A assertiva afirma que “o almoço” retoma, por coesão lexical, o termo que nomeia a personagem título do texto. Isso é falso por dois motivos:

  1. Não é coesão lexical: “almoço” não é sinônimo, hiperônimo ou hipônimo de “galinha”. A relação é de metonímia (a causa pelo efeito).

  2. O referente não é exatamente “galinha”: “o almoço” refere-se à galinha enquanto alimento, ou seja, à ideia de que ela seria servida como refeição. Não é uma retomada direta do animal como ser vivo.

A passagem que comprova é:

“A família foi chamada com urgência e consternada viu o almoço junto de uma chaminé.”

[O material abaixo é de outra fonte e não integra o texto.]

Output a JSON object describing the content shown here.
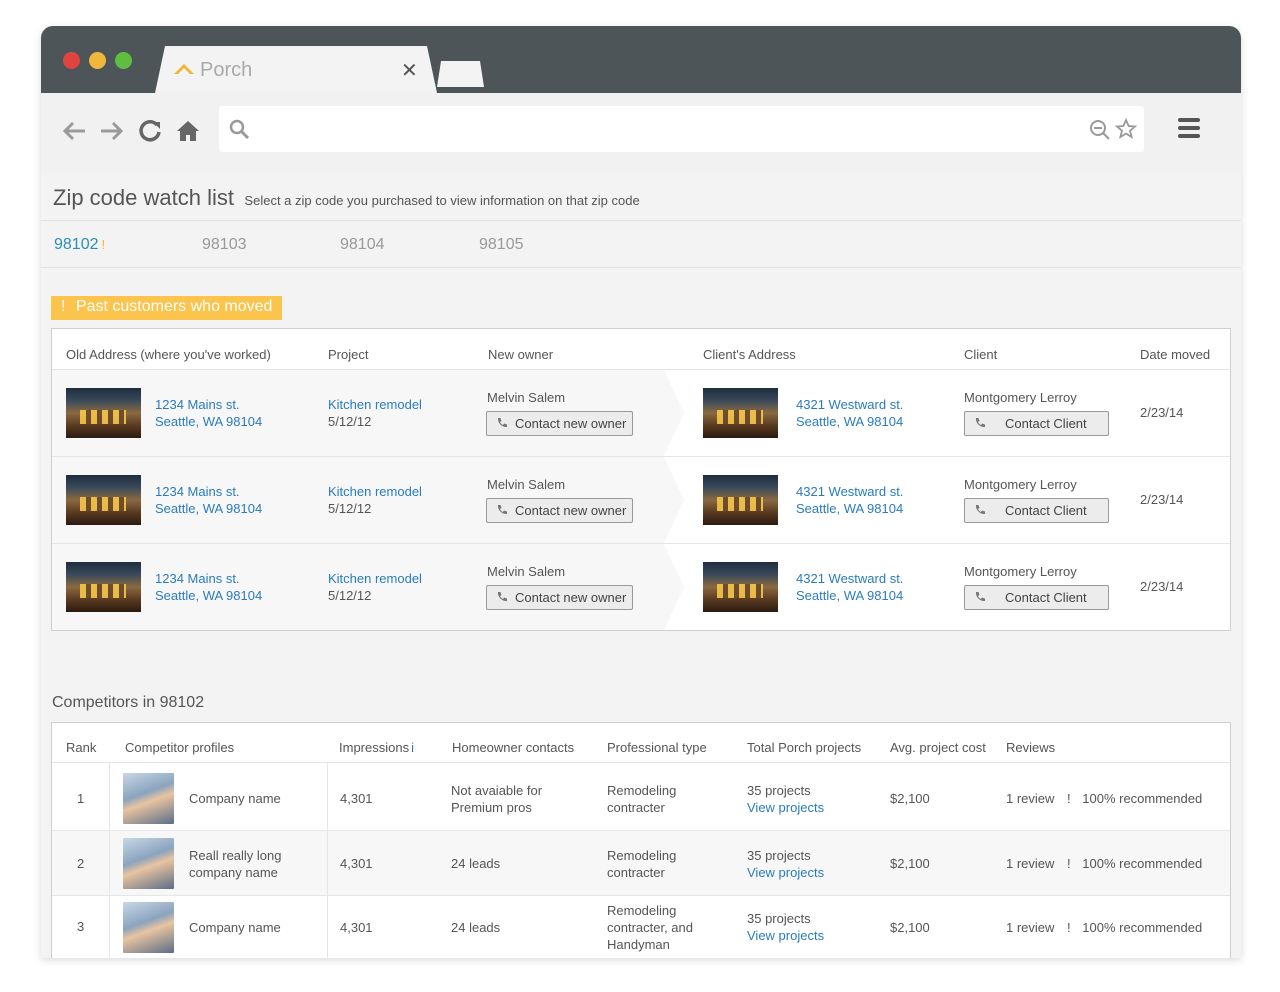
{
  "browser": {
    "tab_title": "Porch",
    "tab_close": "✕"
  },
  "page": {
    "title": "Zip code watch list",
    "subtitle": "Select a zip code you purchased to view information on that zip code",
    "zips": [
      {
        "label": "98102",
        "active": true,
        "marker": "!"
      },
      {
        "label": "98103"
      },
      {
        "label": "98104"
      },
      {
        "label": "98105"
      }
    ]
  },
  "past_customers": {
    "badge": "Past customers who moved",
    "badge_icon": "!",
    "headers": [
      "Old Address (where you've worked)",
      "Project",
      "New owner",
      "Client's Address",
      "Client",
      "Date moved"
    ],
    "rows": [
      {
        "old_addr1": "1234 Mains st.",
        "old_addr2": "Seattle, WA 98104",
        "project": "Kitchen remodel",
        "project_date": "5/12/12",
        "new_owner": "Melvin Salem",
        "contact_owner": "Contact new owner",
        "client_addr1": "4321 Westward st.",
        "client_addr2": "Seattle, WA 98104",
        "client": "Montgomery Lerroy",
        "contact_client": "Contact Client",
        "date_moved": "2/23/14"
      },
      {
        "old_addr1": "1234 Mains st.",
        "old_addr2": "Seattle, WA 98104",
        "project": "Kitchen remodel",
        "project_date": "5/12/12",
        "new_owner": "Melvin Salem",
        "contact_owner": "Contact new owner",
        "client_addr1": "4321 Westward st.",
        "client_addr2": "Seattle, WA 98104",
        "client": "Montgomery Lerroy",
        "contact_client": "Contact Client",
        "date_moved": "2/23/14"
      },
      {
        "old_addr1": "1234 Mains st.",
        "old_addr2": "Seattle, WA 98104",
        "project": "Kitchen remodel",
        "project_date": "5/12/12",
        "new_owner": "Melvin Salem",
        "contact_owner": "Contact new owner",
        "client_addr1": "4321 Westward st.",
        "client_addr2": "Seattle, WA 98104",
        "client": "Montgomery Lerroy",
        "contact_client": "Contact Client",
        "date_moved": "2/23/14"
      }
    ]
  },
  "competitors": {
    "title": "Competitors in 98102",
    "headers": [
      "Rank",
      "Competitor profiles",
      "Impressions",
      "Homeowner contacts",
      "Professional type",
      "Total Porch projects",
      "Avg. project cost",
      "Reviews"
    ],
    "info_marker": "i",
    "rows": [
      {
        "rank": "1",
        "name": "Company name",
        "impressions": "4,301",
        "contacts": "Not avaiable for Premium pros",
        "type": "Remodeling contracter",
        "projects": "35 projects",
        "view": "View projects",
        "cost": "$2,100",
        "reviews": "1 review",
        "recommended": "100% recommended",
        "rec_icon": "!"
      },
      {
        "rank": "2",
        "name": "Reall really long company name",
        "impressions": "4,301",
        "contacts": "24 leads",
        "type": "Remodeling contracter",
        "projects": "35 projects",
        "view": "View projects",
        "cost": "$2,100",
        "reviews": "1 review",
        "recommended": "100% recommended",
        "rec_icon": "!"
      },
      {
        "rank": "3",
        "name": "Company name",
        "impressions": "4,301",
        "contacts": "24 leads",
        "type": "Remodeling contracter, and Handyman",
        "projects": "35 projects",
        "view": "View projects",
        "cost": "$2,100",
        "reviews": "1 review",
        "recommended": "100% recommended",
        "rec_icon": "!"
      }
    ]
  },
  "colors": {
    "accent_blue": "#2a7bc0",
    "badge_yellow": "#fbc44d",
    "titlebar": "#4d5559"
  }
}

A família vê a galinha no telhado, mas a chama de “almoço” porque é o que ela representa naquele contexto: a refeição que seria preparada. Isso é metonímia, não coesão lexical.

NÃO CAIA NESSA!

A banca tenta fazer você acreditar que “almoço” é um sinônimo de “galinha”. Mas sinônimo é uma palavra de sentido equivalente; “almoço” é o efeito de se cozinhar a galinha. A relação é de contiguidade, não de equivalência.

PEGA ESSA DICA!

Ao julgar coesão lexical, pergunte: “essa palavra poderia substituir a anterior sem mudar o sentido?” Se não puder, não é coesão lexical — pode ser metonímia, elipse, etc.

Conclusão: a assertiva está errada, pois “o almoço” não retoma “galinha” por coesão lexical, mas por metonímia. O gabarito é letra E.